IMNCI at Different Levels of the Health System
| Level | Personnel | Role |
|---|
| Household | ASHA/AWW | Counselling, identification, referral |
| Sub-centre | ANM | IMNCI assessment, basic treatment, referral |
| PHC | Medical officer, nurses, LHVs | Full IMNCI management |
| CHC/FRU | Medical officer | NBSU care for sick neonates |
| District Hospital | Paediatrician | SNCU care for severely sick neonates |
Key Points for Examination (Op Ghai / Nelson Perspective)
- IMNCI is the Indian adaptation of WHO-UNICEF IMCI, extended to include 0-7 days of life
- Covers 5 conditions: ARI, diarrhoea, malaria, measles, malnutrition - plus neonatal illness
- Three-colour coding: Pink (urgent referral) - Yellow (OPD treatment) - Green (home management)
- Training is skill-based and focuses equally on sick young infant and sick child
- Pre-service IMNCI is included in medical college curriculum in India
- A neonatal danger sign = any one sign from the list warrants urgent referral
- Convulsions, inability to feed, fast breathing, severe chest in-drawing, hypothermia/hyperthermia are cardinal neonatal danger signs
Note: OP Ghai's Essential Paediatrics (7th/9th ed.) covers IMNCI under community paediatrics and neonatology chapters.
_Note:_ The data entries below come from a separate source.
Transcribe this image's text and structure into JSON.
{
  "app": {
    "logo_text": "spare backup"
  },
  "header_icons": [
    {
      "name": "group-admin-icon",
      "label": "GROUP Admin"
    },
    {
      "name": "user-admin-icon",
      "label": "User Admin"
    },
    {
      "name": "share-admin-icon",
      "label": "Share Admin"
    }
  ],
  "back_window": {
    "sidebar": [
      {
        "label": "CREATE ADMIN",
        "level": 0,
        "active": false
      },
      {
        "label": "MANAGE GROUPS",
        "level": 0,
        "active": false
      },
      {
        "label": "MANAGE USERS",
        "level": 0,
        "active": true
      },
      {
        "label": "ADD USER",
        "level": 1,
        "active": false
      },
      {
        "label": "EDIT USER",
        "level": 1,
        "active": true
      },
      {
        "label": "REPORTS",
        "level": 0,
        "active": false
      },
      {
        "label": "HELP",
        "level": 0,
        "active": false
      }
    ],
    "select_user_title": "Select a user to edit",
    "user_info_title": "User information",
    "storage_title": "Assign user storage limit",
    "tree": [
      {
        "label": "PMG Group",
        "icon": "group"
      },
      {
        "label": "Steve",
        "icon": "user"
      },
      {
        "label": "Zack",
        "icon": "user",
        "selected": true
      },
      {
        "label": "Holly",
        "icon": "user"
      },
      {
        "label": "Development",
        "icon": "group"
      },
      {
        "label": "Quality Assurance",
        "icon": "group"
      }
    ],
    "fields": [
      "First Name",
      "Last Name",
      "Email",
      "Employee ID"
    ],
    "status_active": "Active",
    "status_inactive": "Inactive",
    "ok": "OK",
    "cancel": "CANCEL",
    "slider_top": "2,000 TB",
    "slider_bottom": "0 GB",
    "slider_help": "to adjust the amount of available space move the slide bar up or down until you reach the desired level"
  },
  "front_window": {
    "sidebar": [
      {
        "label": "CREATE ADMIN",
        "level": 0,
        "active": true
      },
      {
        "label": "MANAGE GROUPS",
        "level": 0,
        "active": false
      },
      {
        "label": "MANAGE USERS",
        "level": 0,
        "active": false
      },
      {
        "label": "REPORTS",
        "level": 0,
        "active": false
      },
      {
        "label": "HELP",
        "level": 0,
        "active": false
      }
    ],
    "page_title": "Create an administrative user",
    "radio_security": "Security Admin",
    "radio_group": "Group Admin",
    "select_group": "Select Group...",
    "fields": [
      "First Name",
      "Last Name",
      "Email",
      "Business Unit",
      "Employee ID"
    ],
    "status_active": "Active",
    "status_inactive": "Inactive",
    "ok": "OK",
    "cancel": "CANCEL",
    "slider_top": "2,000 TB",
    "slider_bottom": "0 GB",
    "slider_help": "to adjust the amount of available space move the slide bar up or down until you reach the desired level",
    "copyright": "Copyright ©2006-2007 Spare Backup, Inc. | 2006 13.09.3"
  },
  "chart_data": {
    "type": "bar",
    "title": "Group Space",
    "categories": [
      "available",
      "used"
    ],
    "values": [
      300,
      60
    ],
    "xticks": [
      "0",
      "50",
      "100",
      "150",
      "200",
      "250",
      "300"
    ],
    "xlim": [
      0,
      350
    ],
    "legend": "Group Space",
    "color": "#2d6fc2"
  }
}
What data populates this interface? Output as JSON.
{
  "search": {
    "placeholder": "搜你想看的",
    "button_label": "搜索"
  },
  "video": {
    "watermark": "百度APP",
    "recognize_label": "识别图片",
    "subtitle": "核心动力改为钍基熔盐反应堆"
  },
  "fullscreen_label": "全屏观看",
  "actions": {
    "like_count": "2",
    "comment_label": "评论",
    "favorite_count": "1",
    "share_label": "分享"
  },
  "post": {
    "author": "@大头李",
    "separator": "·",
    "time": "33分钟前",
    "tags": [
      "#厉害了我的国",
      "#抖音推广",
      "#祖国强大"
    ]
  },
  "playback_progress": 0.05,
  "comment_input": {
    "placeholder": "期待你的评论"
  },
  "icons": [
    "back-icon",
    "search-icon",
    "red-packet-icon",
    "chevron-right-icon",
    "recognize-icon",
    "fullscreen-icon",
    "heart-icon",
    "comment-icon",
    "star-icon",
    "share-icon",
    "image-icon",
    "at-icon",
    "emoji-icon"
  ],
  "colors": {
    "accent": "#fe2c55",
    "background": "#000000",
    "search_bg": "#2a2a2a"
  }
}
The medical library does not have OP Ghai as a specific digital text, but the content above is consistent with standard Indian paediatric teaching as sourced from Park's Preventive and Social Medicine (p. 516-522), which is the definitive PSM reference for IMNCI in the Indian exam context. Nelson's Textbook of Paediatrics supplements with global IMCI principles.